Sementara Zagar seolah tak rela Nalula memberikan piringnya ke orang lain.
“Udah, gapapa ambil aja.” Nalula terlihat memaksa hingga Ixel pun dibuat
menerima piringnya itu. Begitu piring telah berpindah tangan, Nalula kembali
menarik tangan Zagar untuk segera meninggalkan tempat itu.
Mau
gak mau, Ixel menerima piring pemberian Nalula. Begitu berbalik, ia bertemu
Lingga. “Liat Nalula gak?” tanya Lingga.
“Barusan…”
Ixel kembali berbalik ke tempat ia bertemu Nalula. Tapi apa yang di cari
ternyata tak ada. “Tadi ada di sini.”
Ternyata
Nalula dan Zagar sudah sampai di luar pintu. Mereka bertemu dengan Bagas yang
bersama dua temannya yang lain di Jakabaring.
“Gue mau keluar bentar ya.” Kata Zagar sebelum
Bagas sempat bertanya tentang apa yang akan dilakukan Zagar.
Bagas
sendiri sama sekali tak ada masalah atau pun alasan untuk tidak mengizinkan
adiknya pergi. Ketika didalam pun Bagas langsung bertemu dengan sahabat-sahabat
lamanya. Diaz, Lingga dan Danu serta Kharis.
@@@
Seusai makan malam, Kharis, Lingga, Danu
dan Diaz berkumpul di koridor depan kamar-kamar punggawa Rosengard. Satu persatu, pemain
lainnya bermunculan. Mulai dari Irham, Tegar, Hexa, Dendi hingga Reva dan Riva.
“Kalian liat Nalula?” tanya Lingga yang
terlihat tak sabar.
Tak satupun dari mereka yang tau.
“Mungkin udah di kamar.” Kata Reva.
“Kita udak ketok beberapa kali, tapi gak
ada yang jawab.” Ujar Danu yang disetujui oleh Kharis dan Diaz.
“Bisa tolong kalian buka pintu kamar?”
pinta Kharis untuk Reva dan Riva yang juga sekamar dengan Nalula. “Di, coba lo
telpon terus ke hapenya Nalula.” perintah Kharis kepada Diaz.
Riva pun tanpa rasa curiga langsung
menuju ke pintu tepat dibelakang Diaz. Diikuti Reva, mereka mendahului masuk.
Kemudian Lingga menyusul tanpa rasa canggung. Ia memeriksa tiap sudut ruangan
hingga kamar mandi. Nalula tak ada di tempat. Mereka langsung kembali berkumpul
di luar ruangan. Beberapa pemain lainpun mulai kembali bermunculan. Sebut saja
Anjar, Farel, Ferry dan Khai. Mereka yang baru datang pun ditanyakan hal sama.
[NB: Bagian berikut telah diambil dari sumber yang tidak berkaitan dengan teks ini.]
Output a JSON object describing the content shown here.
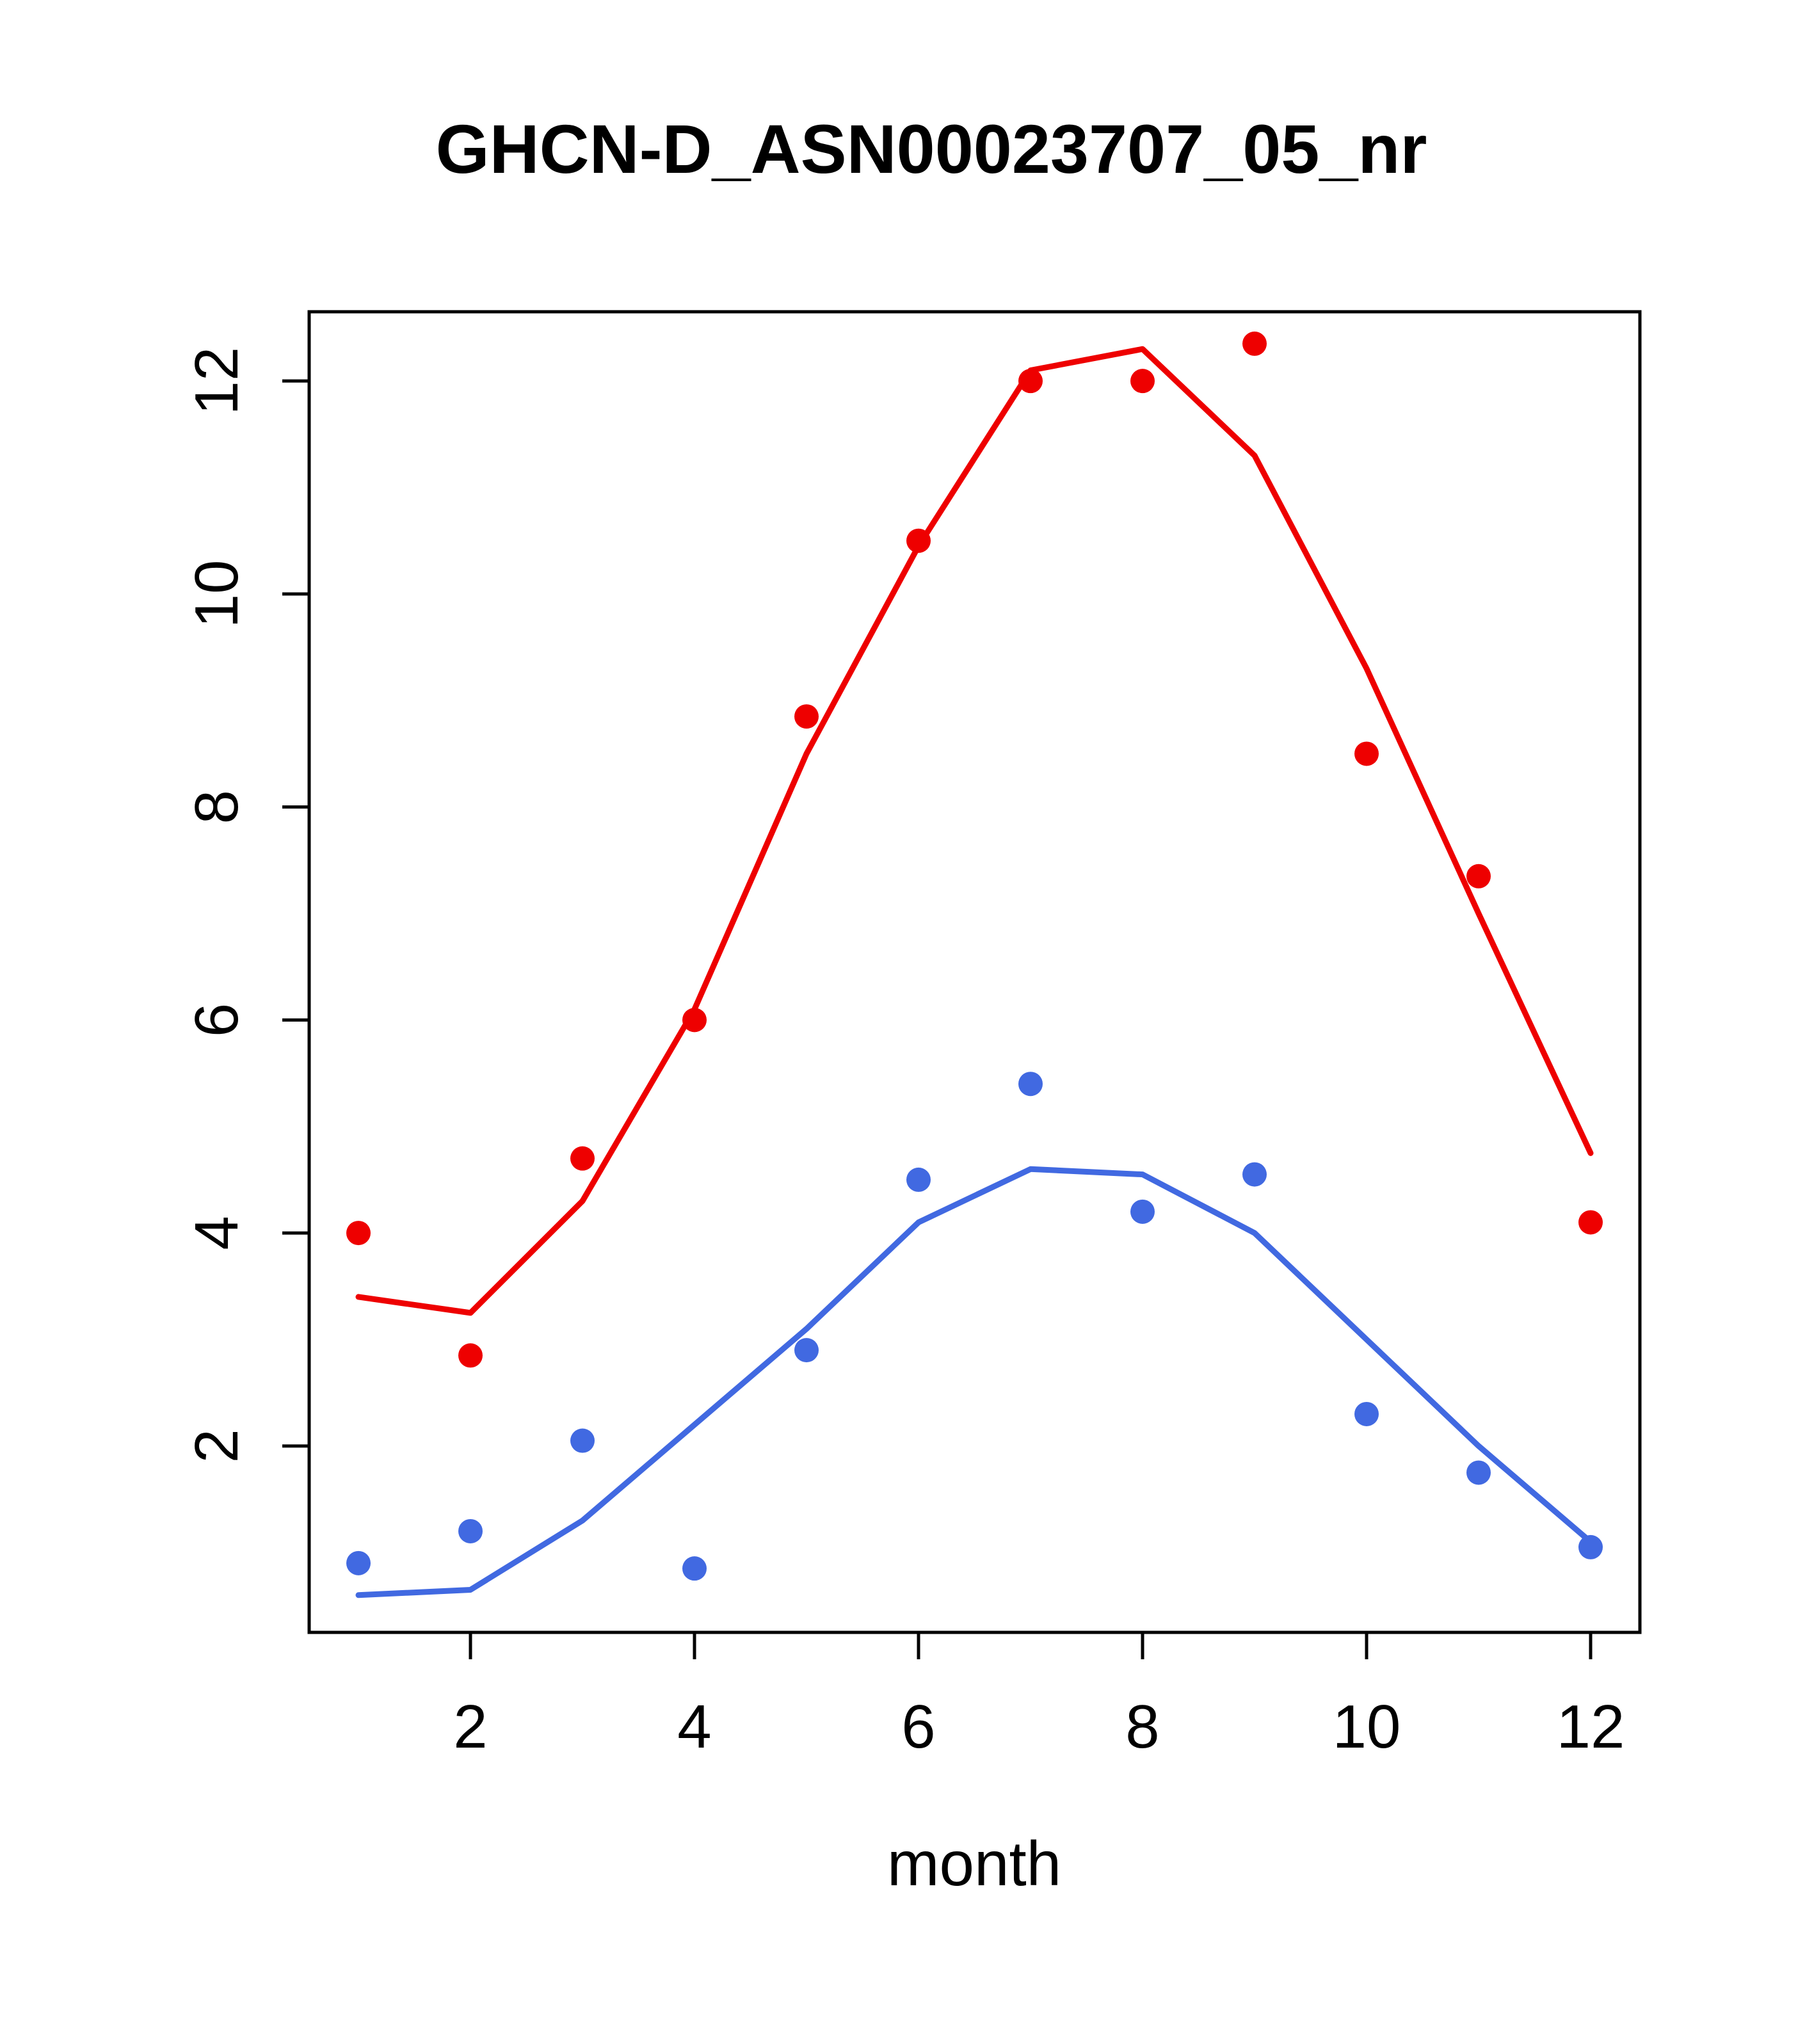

Tapi jawaban mereka juga sama. Tak ada yang mengetahui keberadaan Nalula.
“Ya udah, kak. Lo sama Diaz kan ada panggilan
dari panitia, jadi biar gue sama Danu yang nyari Nalula di luar apartemen.”
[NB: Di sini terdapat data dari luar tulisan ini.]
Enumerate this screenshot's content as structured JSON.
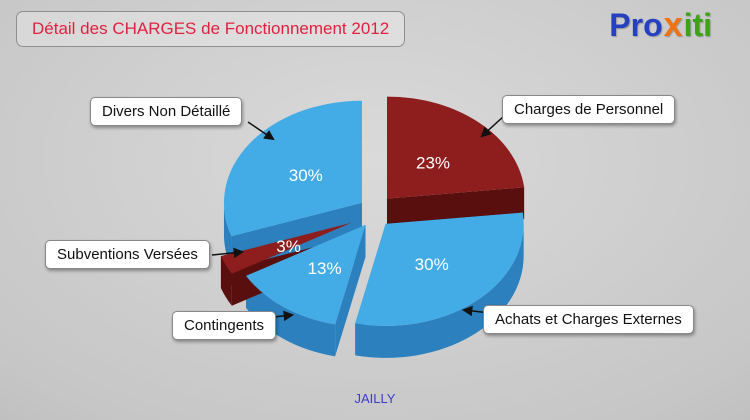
{
  "header": {
    "title": "Détail des CHARGES de Fonctionnement 2012",
    "title_color": "#e0213f"
  },
  "logo": {
    "pro": "Pro",
    "x": "x",
    "iti": "iti",
    "pro_color": "#2540c0",
    "x_color": "#f0730f",
    "iti_color": "#3da312"
  },
  "footer": {
    "text": "JAILLY",
    "color": "#3c3ccc"
  },
  "chart_data": {
    "type": "pie",
    "title": "Détail des CHARGES de Fonctionnement 2012",
    "unit": "%",
    "style": "3d-exploded",
    "direction": "clockwise",
    "start_angle_deg": 0,
    "slices": [
      {
        "label": "Charges de Personnel",
        "value": 23,
        "color": "#8e1d1d",
        "side_color": "#5a0f0f",
        "explode": 18
      },
      {
        "label": "Achats et Charges Externes",
        "value": 30,
        "color": "#43ace6",
        "side_color": "#2c80bd",
        "explode": 16
      },
      {
        "label": "Contingents",
        "value": 13,
        "color": "#43ace6",
        "side_color": "#2c80bd",
        "explode": 16
      },
      {
        "label": "Subventions Versées",
        "value": 3,
        "color": "#8e1d1d",
        "side_color": "#5a0f0f",
        "explode": 26
      },
      {
        "label": "Divers Non Détaillé",
        "value": 30,
        "color": "#43ace6",
        "side_color": "#2c80bd",
        "explode": 16
      }
    ]
  }
}
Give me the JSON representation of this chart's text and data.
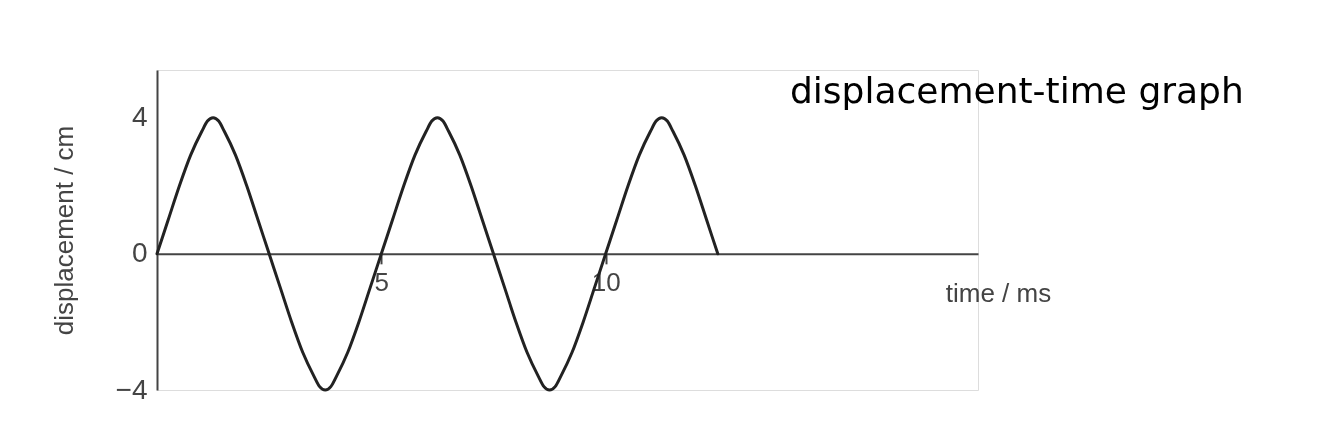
{
  "chart_data": {
    "type": "line",
    "title": "displacement-time graph",
    "xlabel": "time / ms",
    "ylabel": "displacement / cm",
    "x": [
      0,
      0.25,
      0.5,
      0.75,
      1,
      1.125,
      1.25,
      1.375,
      1.5,
      1.75,
      2,
      2.25,
      2.5,
      2.75,
      3,
      3.25,
      3.5,
      3.625,
      3.75,
      3.875,
      4,
      4.25,
      4.5,
      4.75,
      5,
      5.25,
      5.5,
      5.75,
      6,
      6.125,
      6.25,
      6.375,
      6.5,
      6.75,
      7,
      7.25,
      7.5,
      7.75,
      8,
      8.25,
      8.5,
      8.625,
      8.75,
      8.875,
      9,
      9.25,
      9.5,
      9.75,
      10,
      10.25,
      10.5,
      10.75,
      11,
      11.125,
      11.25,
      11.375,
      11.5,
      11.75,
      12,
      12.25,
      12.5
    ],
    "series": [
      {
        "color": "#222222",
        "values": [
          0,
          1.0,
          2.0,
          2.9,
          3.6,
          3.9,
          4,
          3.9,
          3.6,
          2.9,
          2.0,
          1.0,
          0,
          -1.0,
          -2.0,
          -2.9,
          -3.6,
          -3.9,
          -4,
          -3.9,
          -3.6,
          -2.9,
          -2.0,
          -1.0,
          0,
          1.0,
          2.0,
          2.9,
          3.6,
          3.9,
          4,
          3.9,
          3.6,
          2.9,
          2.0,
          1.0,
          0,
          -1.0,
          -2.0,
          -2.9,
          -3.6,
          -3.9,
          -4,
          -3.9,
          -3.6,
          -2.9,
          -2.0,
          -1.0,
          0,
          1.0,
          2.0,
          2.9,
          3.6,
          3.9,
          4,
          3.9,
          3.6,
          2.9,
          2.0,
          1.0,
          0
        ]
      }
    ],
    "xlim": [
      0,
      18.3
    ],
    "ylim": [
      -4,
      5.4
    ],
    "xticks": [
      5,
      10
    ],
    "yticks": [
      {
        "value": -4,
        "label": "−4"
      },
      0,
      4
    ],
    "marker": "none",
    "line_style": "solid"
  }
}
Pinta Lingga kepada Kharis.
Sementara Diaz masih sibuk menelpon
ponsel Nalula. “Tetep gak diangkat.” Ujarnya.
“Oke.” Kharis langsung menyetujui. “Ajak
Hexa sama Tegar juga.” Tambahnya.
Lingga dan Danu mengangguk dan langsung
berbicara sebentar ke Hexa juga Tegar. Lalu mereka segera beranjak dari sana.
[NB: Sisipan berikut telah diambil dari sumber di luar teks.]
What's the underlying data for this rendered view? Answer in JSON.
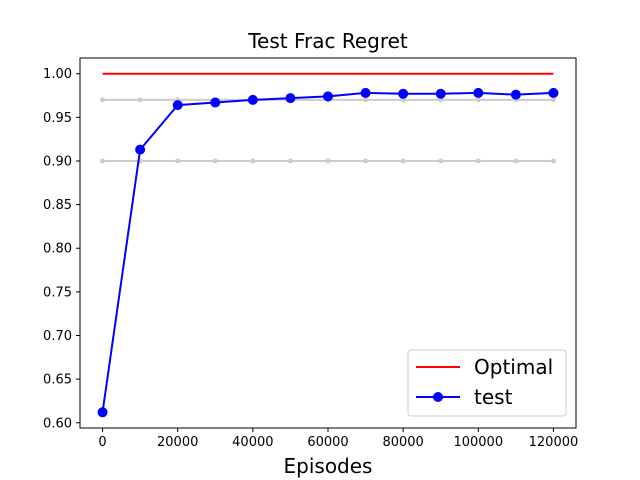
{
  "chart_data": {
    "type": "line",
    "title": "Test Frac Regret",
    "xlabel": "Episodes",
    "ylabel": "",
    "xlim": [
      -6000,
      126000
    ],
    "ylim": [
      0.594,
      1.018
    ],
    "xticks": [
      0,
      20000,
      40000,
      60000,
      80000,
      100000,
      120000
    ],
    "yticks": [
      0.6,
      0.65,
      0.7,
      0.75,
      0.8,
      0.85,
      0.9,
      0.95,
      1.0
    ],
    "x": [
      0,
      10000,
      20000,
      30000,
      40000,
      50000,
      60000,
      70000,
      80000,
      90000,
      100000,
      110000,
      120000
    ],
    "series": [
      {
        "name": "Optimal",
        "color": "#ff0000",
        "marker": "none",
        "x": [
          0,
          120000
        ],
        "values": [
          1.0,
          1.0
        ]
      },
      {
        "name": "test",
        "color": "#0000ff",
        "marker": "circle",
        "values": [
          0.612,
          0.913,
          0.964,
          0.967,
          0.97,
          0.972,
          0.974,
          0.978,
          0.977,
          0.977,
          0.978,
          0.976,
          0.978
        ]
      }
    ],
    "reference_series": [
      {
        "color": "#cccccc",
        "values": [
          0.97,
          0.97,
          0.97,
          0.97,
          0.97,
          0.97,
          0.97,
          0.97,
          0.97,
          0.97,
          0.97,
          0.97,
          0.97
        ]
      },
      {
        "color": "#cccccc",
        "values": [
          0.9,
          0.9,
          0.9,
          0.9,
          0.9,
          0.9,
          0.9,
          0.9,
          0.9,
          0.9,
          0.9,
          0.9,
          0.9
        ]
      }
    ],
    "legend_position": "bottom-right",
    "grid": false
  }
}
“Yang lain gue minta, tolong cari Nalula
di sekitar apartemen.” Kata Kharis. “Dan secepatnya tolong kabarin gue atau
Diaz.” Lanjutnya. “Satu jam lagi kita ketemu di sini.”
Semua pun
langsung menuruti perkataan Kharis. Terlihat beberapa dari mereka mengambil
jalan berbeda ketika di pertigaan koridor.
Kharispun
langsung beralih ke Reva dan Riva. “Kalian tetap di sini. Tunggu Nalula
datang.”
Reva dan
Riva mengangguk kompak.
“Tolong
telponin Davi juga, kasih tau kalo Nalula gak ada di apartemen.” Diaz
menambahkan sebelum pergi bersama Kharis.